I used the ANNOVAR command line
annotate_variation.pl -downdb -buildver hg19 refGene humandb
to download hg19_refGene.txt from UCSC and I'll use this database to create the input file for ANNOVAR in format http://www.openbioinformatics.org/annovar/annovar_filter.html#generic but all information I can get for the refGene format is from http://genome.ucsc.edu/FAQ/FAQformat
( string geneName; "Name of gene as it appears in Genome Browser." string name; "Name of gene" string chrom; "Chromosome name" char strand; "+ or - for strand" uint txStart; "Transcription start position" uint txEnd; "Transcription end position" uint cdsStart; "Coding region start" uint cdsEnd; "Coding region end" uint exonCount; "Number of exons" uint[exonCount] exonStarts; "Exon start positions" uint[exonCount] exonEnds; "Exon end positions" )
which is not sufficient because the downloaded refGene has more columns.

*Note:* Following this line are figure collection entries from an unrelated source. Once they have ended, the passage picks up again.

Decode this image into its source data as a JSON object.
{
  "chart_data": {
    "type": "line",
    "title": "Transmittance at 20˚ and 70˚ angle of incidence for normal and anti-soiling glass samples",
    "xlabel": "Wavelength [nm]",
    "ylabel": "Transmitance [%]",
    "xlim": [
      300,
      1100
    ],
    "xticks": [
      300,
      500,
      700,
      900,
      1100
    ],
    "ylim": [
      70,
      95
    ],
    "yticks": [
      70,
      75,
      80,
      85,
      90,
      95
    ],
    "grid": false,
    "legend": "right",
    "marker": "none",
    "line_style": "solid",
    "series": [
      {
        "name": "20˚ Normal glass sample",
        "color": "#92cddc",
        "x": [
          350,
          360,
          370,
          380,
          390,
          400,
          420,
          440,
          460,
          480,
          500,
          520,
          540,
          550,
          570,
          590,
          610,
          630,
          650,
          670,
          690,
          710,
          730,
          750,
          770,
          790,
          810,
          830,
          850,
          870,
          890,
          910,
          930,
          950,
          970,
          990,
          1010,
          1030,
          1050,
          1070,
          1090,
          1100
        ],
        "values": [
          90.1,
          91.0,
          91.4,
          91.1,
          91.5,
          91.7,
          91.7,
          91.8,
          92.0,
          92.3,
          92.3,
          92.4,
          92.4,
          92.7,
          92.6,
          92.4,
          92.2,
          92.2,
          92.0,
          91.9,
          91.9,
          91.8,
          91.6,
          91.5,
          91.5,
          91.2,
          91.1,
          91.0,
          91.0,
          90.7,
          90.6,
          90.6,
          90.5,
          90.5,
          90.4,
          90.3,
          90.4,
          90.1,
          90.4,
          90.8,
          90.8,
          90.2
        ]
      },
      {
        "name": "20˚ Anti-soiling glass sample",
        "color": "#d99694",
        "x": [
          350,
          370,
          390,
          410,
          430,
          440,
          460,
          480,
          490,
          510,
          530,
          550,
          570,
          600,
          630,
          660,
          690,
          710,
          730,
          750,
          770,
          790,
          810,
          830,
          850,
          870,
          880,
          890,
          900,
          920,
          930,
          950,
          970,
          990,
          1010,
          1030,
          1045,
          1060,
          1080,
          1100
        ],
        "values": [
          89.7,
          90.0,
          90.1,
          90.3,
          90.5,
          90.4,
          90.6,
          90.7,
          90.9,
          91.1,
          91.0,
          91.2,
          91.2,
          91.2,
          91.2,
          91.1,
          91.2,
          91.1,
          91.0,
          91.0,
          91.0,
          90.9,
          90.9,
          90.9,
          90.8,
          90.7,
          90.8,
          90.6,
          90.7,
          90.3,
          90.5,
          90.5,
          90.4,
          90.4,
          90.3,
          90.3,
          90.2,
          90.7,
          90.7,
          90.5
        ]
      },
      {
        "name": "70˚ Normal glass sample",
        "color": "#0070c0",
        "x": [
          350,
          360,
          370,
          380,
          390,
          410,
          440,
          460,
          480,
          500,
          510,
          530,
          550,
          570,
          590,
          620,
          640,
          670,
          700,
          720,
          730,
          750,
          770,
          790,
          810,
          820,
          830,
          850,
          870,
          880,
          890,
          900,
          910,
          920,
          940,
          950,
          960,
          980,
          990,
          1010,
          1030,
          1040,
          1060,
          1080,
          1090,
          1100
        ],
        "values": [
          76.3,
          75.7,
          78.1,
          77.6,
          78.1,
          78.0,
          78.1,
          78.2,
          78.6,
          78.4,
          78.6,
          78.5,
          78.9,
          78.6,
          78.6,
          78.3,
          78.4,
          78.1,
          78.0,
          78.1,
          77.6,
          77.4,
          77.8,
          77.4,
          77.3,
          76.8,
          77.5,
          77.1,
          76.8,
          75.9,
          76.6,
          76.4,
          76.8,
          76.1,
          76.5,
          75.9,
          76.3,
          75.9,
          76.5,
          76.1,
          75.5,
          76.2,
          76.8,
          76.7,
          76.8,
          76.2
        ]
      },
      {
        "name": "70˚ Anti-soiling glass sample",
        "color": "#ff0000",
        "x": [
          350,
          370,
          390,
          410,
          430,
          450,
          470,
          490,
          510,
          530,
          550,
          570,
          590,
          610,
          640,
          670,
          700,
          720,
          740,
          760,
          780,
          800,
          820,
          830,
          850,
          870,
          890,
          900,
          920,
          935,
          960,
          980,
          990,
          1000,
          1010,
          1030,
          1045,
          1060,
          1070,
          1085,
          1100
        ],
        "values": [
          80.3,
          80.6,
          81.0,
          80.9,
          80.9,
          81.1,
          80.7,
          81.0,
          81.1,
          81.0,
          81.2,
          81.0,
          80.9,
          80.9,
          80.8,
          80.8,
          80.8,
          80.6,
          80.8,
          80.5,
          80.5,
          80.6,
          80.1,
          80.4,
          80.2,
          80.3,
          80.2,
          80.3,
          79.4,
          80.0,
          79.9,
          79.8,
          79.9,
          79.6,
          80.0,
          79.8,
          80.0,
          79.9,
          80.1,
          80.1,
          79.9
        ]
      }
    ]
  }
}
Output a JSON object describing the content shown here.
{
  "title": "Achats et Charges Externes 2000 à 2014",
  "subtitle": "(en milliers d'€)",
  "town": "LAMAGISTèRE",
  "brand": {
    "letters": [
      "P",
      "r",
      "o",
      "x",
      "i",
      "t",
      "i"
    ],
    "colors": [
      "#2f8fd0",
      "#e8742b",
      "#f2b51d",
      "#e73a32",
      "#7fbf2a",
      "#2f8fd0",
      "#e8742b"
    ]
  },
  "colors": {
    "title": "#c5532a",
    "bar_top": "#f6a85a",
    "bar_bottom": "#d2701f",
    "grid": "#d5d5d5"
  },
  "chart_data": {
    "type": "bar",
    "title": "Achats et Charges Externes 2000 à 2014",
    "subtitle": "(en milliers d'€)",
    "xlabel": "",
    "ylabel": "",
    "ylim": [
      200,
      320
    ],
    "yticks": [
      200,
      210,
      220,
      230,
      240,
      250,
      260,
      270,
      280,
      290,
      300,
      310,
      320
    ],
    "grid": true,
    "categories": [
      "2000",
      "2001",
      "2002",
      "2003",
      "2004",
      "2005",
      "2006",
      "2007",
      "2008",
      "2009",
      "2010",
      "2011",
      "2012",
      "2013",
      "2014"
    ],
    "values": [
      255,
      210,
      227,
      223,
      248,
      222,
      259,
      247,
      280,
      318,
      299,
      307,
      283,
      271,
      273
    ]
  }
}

For example
1475 NM_000039 chr11 - 116706468 116708338 116706523 116708103 4 116706468,116707716,116708060,116708320, 116707127,116707873,116708123,116708338, 0 APOA1 cmpl cmpl 2,1,0,-1,
I tried to look many place to find the meaning of the last 6 columns. Anyone here can give the site that can explain the meaning of those columns?